Food photography is a skill that takes years to master. While it may seem like it is easy just to arrange some food on a plate, take a few photos and then (best of all) eat it afterward, what actually goes into a food photography shoot is quite the contrary. Food photography takes time, careful planning and a healthy dose of creative vision, which is why professional food photographers generally don’t go it alone. Nowadays they will have a team working with them to help create those wonderful images, including a food stylist, creative director and a props assistant.
Most food also has a use by date, especially when exposed to heat, lighting and even air so the photographer will use different tricks of the trade to prevent the food from spoiling too soon. Here are just a few of the tricks food photographers often use to create those scrumptious images we see in cookbooks, advertising and on the internet:
Food photographers opt for natural light these days – especially with the popularity of organic foods. Positioning food by the window or even outside will keep it looking much more natural than using artificial light. However, if you do need to rely on studio lighting, avoid using the camera flash as it will reflect off the food and make it look washed out – not to mention unappetising. Professional food photographers will generally opt for studio strobe lighting as it gives off the same colour effect as daylight.
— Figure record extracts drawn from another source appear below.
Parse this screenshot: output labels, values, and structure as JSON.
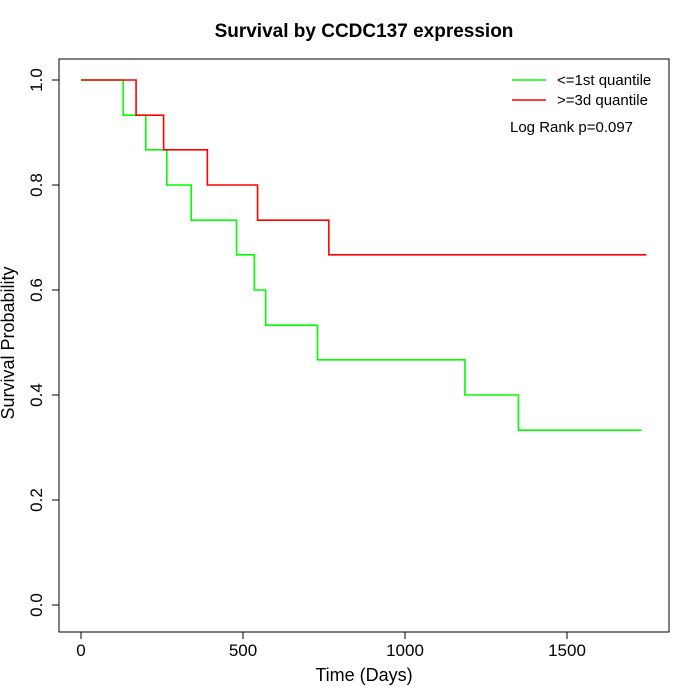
{
  "chart_data": {
    "type": "line",
    "style": "step",
    "title": "Survival by CCDC137 expression",
    "xlabel": "Time (Days)",
    "ylabel": "Survival Probability",
    "xlim": [
      0,
      1800
    ],
    "ylim": [
      0,
      1
    ],
    "xticks": [
      {
        "value": 0,
        "label": "0"
      },
      {
        "value": 500,
        "label": "500"
      },
      {
        "value": 1000,
        "label": "1000"
      },
      {
        "value": 1500,
        "label": "1500"
      }
    ],
    "yticks": [
      {
        "value": 0.0,
        "label": "0.0"
      },
      {
        "value": 0.2,
        "label": "0.2"
      },
      {
        "value": 0.4,
        "label": "0.4"
      },
      {
        "value": 0.6,
        "label": "0.6"
      },
      {
        "value": 0.8,
        "label": "0.8"
      },
      {
        "value": 1.0,
        "label": "1.0"
      }
    ],
    "grid": false,
    "legend_position": "top-right",
    "annotation": "Log Rank p=0.097",
    "series": [
      {
        "name": "<=1st quantile",
        "color": "#00ff00",
        "x": [
          0,
          130,
          200,
          265,
          340,
          480,
          535,
          570,
          730,
          1185,
          1350,
          1730
        ],
        "y": [
          1.0,
          0.933,
          0.867,
          0.8,
          0.733,
          0.667,
          0.6,
          0.533,
          0.467,
          0.4,
          0.333,
          0.333
        ]
      },
      {
        "name": ">=3d quantile",
        "color": "#ff0000",
        "x": [
          0,
          170,
          255,
          390,
          545,
          765,
          1745
        ],
        "y": [
          1.0,
          0.933,
          0.867,
          0.8,
          0.733,
          0.667,
          0.667
        ]
      }
    ]
  }
}
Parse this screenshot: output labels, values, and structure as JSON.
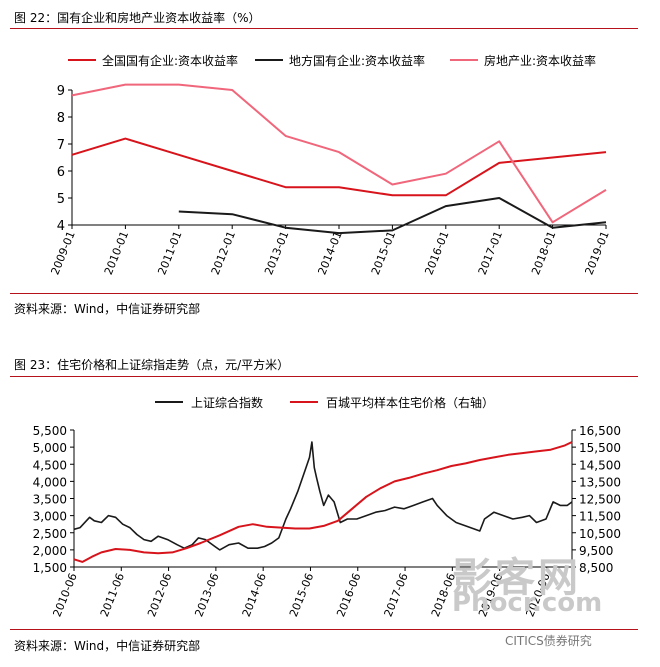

The food needs to be arranged in an aesthetically pleasing way and this is where the food stylist needs to step in. Food stylists need to understand food, what people want to eat, how foods react in varying conditions and what looks good in photos. Contrasting the differing food colours will make the image look more attractive. For instance, a plate of mashed potato is not going to look particularly interesting. However, contrast it with some bright yellow corn, fresh green peas, drizzled with steaming rich gravy (see below for more on adding steam) and it is transformed into a gastronomic delight that will have us all drooling.
Props are also an important element in food photography but should not overwhelm or crowd the shot so the food becomes less of the focal point. Add a fork, napkin or even a just an attractive table cloth for some added interest in the shot.
Steam is the perfect effect that makes dishes look piping hot in photos. However in reality steam rises off hot food and evaporates too quickly for the food photographer to capture it. The photographer needs to be resourceful and it is not uncommon for them to use smoke machines, the steamer off a cappuccino machine or vaporised liquid titanium that looks like steam. Using a dark background will also make the steam stand out more effectively in the photo.
While food photographers regularly use these tricks to create those wonderful-looking food images, it’s probably best not to eat the subjects after the photo shoot. Liquid titanium is really not that appetising!